Monday, March 09, 2009

Lillie F. Schmidt

"The weather was smoky with strong winds, flood tide, sea very high." So wrote Keeper J.W. Howard about the wreck of the schooner, Lillie F. Schmidt, on March 9, 1893. The ship stranded on the bar about 500 yards offshore at 6 am. She was ten miles from the Life Saving Station.

According to the keeper's log book, the distance was "long and laborious." After being alerted to the wreck just before 11 am, it took the station crew (with the help of mules) three and one half hours to pull the half ton "beach cart" loaded with their life saving gear to the schooner. By 3:30 in the afternoon all seven sailors had been brought safely ashore in four trips by breeches buoy.

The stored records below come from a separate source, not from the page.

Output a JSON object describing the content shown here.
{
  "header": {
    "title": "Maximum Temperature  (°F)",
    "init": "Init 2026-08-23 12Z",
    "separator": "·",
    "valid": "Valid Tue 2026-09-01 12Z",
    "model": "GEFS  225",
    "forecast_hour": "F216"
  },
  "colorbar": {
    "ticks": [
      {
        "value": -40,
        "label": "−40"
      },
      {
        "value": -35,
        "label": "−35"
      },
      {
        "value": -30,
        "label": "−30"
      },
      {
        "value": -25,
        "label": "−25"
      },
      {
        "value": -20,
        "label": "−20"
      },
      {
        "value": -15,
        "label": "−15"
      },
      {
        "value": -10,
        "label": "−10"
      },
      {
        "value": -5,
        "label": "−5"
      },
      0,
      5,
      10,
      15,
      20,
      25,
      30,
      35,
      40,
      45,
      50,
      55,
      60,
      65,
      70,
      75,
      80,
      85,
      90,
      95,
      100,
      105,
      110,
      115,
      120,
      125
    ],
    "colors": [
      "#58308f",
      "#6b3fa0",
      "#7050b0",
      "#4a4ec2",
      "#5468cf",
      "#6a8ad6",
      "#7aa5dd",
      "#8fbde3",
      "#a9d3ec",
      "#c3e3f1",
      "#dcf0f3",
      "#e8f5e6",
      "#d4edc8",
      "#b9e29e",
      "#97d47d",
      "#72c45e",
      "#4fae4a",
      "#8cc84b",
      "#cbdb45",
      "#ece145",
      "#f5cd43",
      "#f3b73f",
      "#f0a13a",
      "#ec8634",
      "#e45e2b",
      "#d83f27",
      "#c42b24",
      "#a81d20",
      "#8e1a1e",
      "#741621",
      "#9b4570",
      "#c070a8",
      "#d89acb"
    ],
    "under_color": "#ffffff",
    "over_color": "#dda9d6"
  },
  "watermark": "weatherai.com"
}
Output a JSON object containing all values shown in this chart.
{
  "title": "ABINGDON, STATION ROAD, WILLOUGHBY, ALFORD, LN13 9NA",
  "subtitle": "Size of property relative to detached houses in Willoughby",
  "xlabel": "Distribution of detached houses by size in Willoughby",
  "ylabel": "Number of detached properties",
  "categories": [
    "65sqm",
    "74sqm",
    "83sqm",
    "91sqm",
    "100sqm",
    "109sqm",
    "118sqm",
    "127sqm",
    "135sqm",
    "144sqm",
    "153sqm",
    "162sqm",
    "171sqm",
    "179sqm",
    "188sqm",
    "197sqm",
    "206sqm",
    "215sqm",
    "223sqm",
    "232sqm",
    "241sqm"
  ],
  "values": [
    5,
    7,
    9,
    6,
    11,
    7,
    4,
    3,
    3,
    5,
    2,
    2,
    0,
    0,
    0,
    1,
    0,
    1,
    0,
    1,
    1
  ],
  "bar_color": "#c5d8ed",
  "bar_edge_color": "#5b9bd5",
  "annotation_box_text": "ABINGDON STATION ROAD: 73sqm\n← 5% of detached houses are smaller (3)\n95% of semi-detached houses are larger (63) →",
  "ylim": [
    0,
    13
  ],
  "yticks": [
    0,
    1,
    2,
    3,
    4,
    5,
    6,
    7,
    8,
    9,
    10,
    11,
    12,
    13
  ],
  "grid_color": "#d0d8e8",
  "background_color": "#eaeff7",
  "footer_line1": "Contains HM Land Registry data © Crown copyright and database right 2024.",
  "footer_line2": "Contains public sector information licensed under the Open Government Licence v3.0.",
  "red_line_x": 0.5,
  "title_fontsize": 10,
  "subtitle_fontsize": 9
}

Keeper Howard noted that "the men of wrecked schr were so worn out could not get them to station -- sent them up to the settlement and had them cared for the distance was so great that they could not travel." The life savers returned, with their beach cart, to the station at Hatteras Inlet.

There was no beach patrol that night. As keeper Howard recorded in his log, "up til 12, men was so tired and worn out after walking over twenty miles [the keeper's report is an understatement...remember they were also pulling and pushing a half ton cart with iron wheels over sand in strong winds and flood tide, plus rescuing seven seamen] I thought theys ought to rest."